Sindrome di Hikikomori

Quando qualcuno arriva a livelli estremi di isolamento, dalla propria vita sociale, si potrebbe parlare di HIKIKOMORI. Il termine deriva dal giapponese è significa appunto “ritirarsi”. Le cause di auto-emarginazione possono essere molteplici: una particolare condizione familiare, un disagio collettivo o personale, agorafobia, fobia sociale, bullismo scolastico.
La maggior parte degli adolescenti che presenta i sintomi di tale sindrome, trascorre le proprie giornate immerse di fronte un computer o un videogame. I ragazzi si presentano come ipnotizzati e inghiottiti dalla rete, dai vari social network e profili sociali. Impiegano inizialmente più di 3 ore al giorno al computer, dopodiché proseguono connessioni che hanno una durata di oltre 10/12 ore al giorno. Una seconda vita. Una dimensione che si può facilmente gestire e controllare, a cui ci si può facilmente connettere e disconnettere quando se ne ha voglia.

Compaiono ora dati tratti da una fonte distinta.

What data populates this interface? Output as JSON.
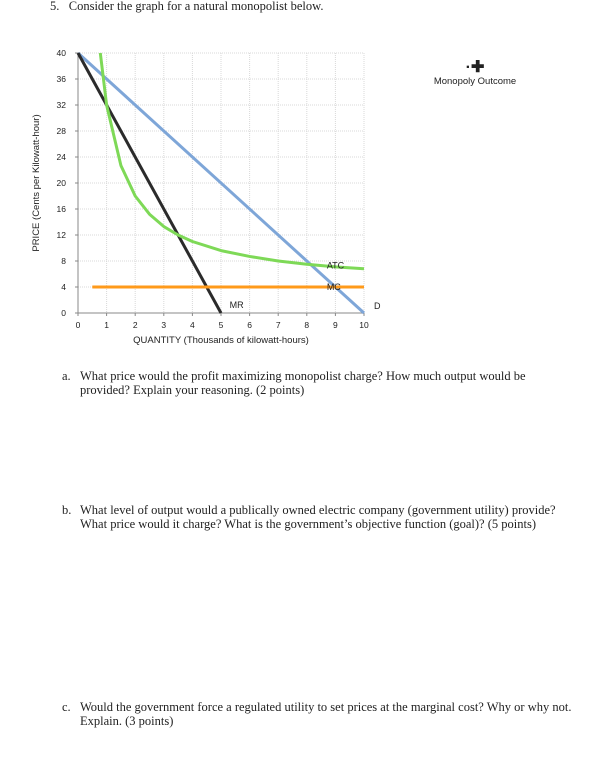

I primi casi di Hikikomori si diffusero per la prima volta in Giappone, poi negli USA e oggi se ne contano parecchi anche in Italia. Le stime italiane procurate dal FENOMCEO (Federazione Italiana degli ordini dei medici chirurghi e degli odontoiatri) contano più di 240.000 casi in Italia, per la popolazione al di sotto dei 16 anni. Inoltre tra il 2011 ed il 2014, 167.000 ragazzi hanno rinunciato al diploma.
In Giappone, scrittore, registi e fumettisti hanno cercato di riprodurre lo stile di vita di un Hikikomori, riportandone lo stereotipo in tv, sui giornali, sui fumetti attraverso personaggi inventati. Tutto ciò ha reso possibile creare una visione staccata di un particolare stile di vita, riconoscendone i difetti.
Tutt’ oggi resta un problema sottovalutato, nonostante l’ espansione del fenomeno su scala mondiale. Ma è bene comunque sapere che l’unica cura sia quella di avere un aiuto psichico da uno psicologo, uno psicoterapeuta… Importante ovviamente è anche il sostegno familiare. Il focolaio domestico ha sempre svolto un ruolo importante, soprattutto nella vita di un adolescente. L’educazione può essere un’arma per insegnare ai propri figli dove porsi o meno dei limiti, nelle differenti situazioni che la vita presenta.